Whether this prediction of high yields will come true will depend on several factors. One of these is whether the negative impact of the wet winter causing waterlogged conditions out-weighs the benefits of a warm March, sunny/dry/cool April and cool/moist May. Water-logging inhibits root growth and function and will have more serious effects on heavy poorly drained soils and for late drilled, backward crops which had produced a shallower root system by winter. Another unknown is whether the late spring frosts had a lasting effect, although most reports are that the crops produced compensatory branching following any frost damage. The wet May should provide enough moisture to see most crops through to harvest even if it remains very dry, apart from crops on light/shallow soil or with poor rooting. CSFB larval levels have been low to moderate with some reports of high levels of infestation. With generally good growing conditions CSFB is less likely to substantially restrict yield this season. Disease levels have also been low to moderate.

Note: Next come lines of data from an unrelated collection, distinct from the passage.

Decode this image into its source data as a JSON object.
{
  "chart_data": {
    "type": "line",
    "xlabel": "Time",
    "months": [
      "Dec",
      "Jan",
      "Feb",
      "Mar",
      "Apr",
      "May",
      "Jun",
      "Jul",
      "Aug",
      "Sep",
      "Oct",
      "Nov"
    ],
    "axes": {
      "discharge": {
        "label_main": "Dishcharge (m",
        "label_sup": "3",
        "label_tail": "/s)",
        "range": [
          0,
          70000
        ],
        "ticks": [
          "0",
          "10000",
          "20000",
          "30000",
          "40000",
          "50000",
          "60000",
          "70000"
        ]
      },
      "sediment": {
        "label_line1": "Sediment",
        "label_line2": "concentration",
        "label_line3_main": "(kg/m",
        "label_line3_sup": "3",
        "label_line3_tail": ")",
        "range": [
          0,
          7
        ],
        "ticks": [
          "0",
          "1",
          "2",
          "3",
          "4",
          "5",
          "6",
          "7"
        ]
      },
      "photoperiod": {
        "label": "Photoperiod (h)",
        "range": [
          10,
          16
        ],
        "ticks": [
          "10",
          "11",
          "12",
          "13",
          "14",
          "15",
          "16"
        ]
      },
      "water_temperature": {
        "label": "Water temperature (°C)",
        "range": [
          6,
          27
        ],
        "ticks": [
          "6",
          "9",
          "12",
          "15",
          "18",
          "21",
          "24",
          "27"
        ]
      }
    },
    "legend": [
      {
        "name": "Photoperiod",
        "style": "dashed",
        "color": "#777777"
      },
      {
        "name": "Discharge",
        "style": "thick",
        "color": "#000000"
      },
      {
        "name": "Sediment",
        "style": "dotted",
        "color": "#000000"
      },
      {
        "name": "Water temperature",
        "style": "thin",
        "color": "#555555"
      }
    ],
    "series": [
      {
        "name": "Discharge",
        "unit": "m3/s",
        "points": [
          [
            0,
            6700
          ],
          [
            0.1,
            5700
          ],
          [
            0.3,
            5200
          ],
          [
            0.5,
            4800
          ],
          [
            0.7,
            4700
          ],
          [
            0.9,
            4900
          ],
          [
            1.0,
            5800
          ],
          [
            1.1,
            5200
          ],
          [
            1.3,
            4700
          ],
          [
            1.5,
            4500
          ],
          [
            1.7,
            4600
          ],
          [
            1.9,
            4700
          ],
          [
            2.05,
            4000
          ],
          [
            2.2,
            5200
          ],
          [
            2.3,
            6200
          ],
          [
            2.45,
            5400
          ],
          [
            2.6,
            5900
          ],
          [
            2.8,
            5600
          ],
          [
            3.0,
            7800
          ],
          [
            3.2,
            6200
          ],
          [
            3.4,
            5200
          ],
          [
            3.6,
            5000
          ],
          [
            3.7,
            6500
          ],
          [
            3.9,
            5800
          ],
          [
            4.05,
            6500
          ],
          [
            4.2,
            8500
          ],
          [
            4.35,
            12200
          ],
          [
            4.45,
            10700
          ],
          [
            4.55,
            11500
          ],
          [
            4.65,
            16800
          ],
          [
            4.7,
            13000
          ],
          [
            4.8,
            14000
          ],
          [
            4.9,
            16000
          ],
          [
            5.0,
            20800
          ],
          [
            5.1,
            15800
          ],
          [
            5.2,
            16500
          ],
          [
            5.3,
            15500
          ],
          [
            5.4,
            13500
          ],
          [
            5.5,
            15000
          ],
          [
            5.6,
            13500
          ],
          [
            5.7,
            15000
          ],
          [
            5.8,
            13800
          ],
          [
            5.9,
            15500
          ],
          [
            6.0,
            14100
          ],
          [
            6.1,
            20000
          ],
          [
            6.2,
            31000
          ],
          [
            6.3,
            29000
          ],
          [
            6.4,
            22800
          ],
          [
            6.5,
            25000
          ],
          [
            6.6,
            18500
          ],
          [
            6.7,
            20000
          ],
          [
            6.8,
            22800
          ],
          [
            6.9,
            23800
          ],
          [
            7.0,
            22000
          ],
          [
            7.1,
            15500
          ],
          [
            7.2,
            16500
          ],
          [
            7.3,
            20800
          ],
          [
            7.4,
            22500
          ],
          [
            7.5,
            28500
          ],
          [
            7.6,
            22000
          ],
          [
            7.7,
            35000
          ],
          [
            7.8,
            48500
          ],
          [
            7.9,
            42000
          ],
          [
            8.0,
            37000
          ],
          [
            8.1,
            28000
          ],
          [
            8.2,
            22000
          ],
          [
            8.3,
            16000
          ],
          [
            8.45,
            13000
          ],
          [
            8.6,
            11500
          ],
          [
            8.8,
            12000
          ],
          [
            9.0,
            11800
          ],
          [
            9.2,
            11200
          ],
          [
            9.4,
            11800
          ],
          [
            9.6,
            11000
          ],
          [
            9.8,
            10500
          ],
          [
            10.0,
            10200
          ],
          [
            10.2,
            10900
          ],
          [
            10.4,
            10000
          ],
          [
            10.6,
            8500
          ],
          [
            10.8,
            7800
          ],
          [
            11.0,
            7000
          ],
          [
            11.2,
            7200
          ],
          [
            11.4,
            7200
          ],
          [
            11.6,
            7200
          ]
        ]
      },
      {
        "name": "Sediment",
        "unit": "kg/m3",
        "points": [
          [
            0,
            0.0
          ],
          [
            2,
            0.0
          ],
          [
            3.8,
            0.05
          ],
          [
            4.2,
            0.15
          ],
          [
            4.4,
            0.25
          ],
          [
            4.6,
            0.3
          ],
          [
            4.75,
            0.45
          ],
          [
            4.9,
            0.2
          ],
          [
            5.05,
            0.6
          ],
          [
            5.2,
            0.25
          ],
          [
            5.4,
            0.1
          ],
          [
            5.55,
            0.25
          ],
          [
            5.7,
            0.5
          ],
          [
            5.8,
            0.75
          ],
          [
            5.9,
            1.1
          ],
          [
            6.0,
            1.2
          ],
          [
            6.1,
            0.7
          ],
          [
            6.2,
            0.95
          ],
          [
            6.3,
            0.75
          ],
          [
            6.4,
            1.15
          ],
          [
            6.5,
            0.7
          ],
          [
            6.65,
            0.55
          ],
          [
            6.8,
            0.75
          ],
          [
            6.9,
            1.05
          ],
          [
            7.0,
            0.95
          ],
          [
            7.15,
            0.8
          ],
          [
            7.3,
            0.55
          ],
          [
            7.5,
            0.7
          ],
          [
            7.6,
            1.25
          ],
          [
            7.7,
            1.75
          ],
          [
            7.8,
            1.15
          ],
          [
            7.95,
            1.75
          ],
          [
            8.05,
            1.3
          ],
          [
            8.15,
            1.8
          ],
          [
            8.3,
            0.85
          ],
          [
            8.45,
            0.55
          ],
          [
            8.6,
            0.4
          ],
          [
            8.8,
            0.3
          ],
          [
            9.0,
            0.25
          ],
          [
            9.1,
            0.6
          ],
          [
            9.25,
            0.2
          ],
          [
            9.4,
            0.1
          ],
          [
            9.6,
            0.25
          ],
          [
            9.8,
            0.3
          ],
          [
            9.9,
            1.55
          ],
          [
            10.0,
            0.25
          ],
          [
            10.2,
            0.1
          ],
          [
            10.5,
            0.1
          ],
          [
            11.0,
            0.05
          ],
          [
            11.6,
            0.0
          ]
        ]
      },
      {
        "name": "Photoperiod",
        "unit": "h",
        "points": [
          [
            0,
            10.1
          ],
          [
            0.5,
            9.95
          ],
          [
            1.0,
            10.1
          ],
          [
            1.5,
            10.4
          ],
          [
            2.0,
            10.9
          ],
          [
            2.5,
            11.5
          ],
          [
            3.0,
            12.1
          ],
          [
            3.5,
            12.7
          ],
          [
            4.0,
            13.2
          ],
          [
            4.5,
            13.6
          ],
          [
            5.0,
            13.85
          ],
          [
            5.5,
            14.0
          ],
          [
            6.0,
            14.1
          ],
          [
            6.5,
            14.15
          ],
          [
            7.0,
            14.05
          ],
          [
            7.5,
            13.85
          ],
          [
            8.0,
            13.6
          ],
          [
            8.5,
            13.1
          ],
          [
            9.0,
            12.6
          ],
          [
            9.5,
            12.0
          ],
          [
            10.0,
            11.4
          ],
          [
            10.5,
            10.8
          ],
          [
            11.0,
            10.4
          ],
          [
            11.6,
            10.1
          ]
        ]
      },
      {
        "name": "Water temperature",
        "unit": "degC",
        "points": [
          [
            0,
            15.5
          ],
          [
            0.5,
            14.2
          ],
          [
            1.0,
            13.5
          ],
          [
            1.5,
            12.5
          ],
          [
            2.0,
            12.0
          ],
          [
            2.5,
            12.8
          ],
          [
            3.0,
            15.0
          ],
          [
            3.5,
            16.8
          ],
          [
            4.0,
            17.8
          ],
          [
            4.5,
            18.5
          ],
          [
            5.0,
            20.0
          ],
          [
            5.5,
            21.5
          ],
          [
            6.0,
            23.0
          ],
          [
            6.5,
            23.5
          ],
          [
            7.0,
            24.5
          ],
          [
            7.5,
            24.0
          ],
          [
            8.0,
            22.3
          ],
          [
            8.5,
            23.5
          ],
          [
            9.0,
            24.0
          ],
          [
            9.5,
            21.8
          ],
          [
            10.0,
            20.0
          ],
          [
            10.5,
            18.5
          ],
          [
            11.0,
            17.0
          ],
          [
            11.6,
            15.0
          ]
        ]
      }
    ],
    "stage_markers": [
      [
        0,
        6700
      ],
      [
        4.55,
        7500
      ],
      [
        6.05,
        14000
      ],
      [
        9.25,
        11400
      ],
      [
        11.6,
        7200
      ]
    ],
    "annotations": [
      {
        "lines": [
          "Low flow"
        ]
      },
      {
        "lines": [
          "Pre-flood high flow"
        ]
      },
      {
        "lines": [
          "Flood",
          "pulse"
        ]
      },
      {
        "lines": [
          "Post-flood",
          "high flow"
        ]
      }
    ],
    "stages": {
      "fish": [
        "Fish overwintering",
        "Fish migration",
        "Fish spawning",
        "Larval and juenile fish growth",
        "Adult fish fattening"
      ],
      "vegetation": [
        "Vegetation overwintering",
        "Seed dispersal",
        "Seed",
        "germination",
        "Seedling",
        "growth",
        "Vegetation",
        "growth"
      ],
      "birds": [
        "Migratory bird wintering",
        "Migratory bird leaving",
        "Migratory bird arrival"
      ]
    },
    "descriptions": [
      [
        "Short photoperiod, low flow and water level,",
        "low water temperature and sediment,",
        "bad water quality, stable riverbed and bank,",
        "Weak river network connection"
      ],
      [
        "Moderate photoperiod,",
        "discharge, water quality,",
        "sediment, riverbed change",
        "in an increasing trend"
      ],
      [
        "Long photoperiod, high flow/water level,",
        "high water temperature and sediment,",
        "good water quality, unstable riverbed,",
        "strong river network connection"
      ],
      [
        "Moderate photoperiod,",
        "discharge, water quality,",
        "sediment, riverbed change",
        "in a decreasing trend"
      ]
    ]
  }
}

There aren’t many crop actions that can be taken now to help realise the high yield potential. But one important consideration is desiccation timing. The Oilseeds YEN has generally found a positive association between yield and the length of period from flowering to crop maturity. So not desiccating too early and maximising the seed filling period will be important (see later article on desiccation in later Crop Action). Its also worth noting that some high yield YEN crops were not desiccated at all.
So there is every chance that this season will produce decent yielding OSR crops as long as the weather between now and harvest does not cause any major problems, e.g. catastrophic lodging or pod shatter. Clearly this prediction comes with a very large health warning, given that most of us (me included) struggle to predict yield even on the day of harvest. So please don’t start selling large quantities forward on the basis of this article, lets just hope its right!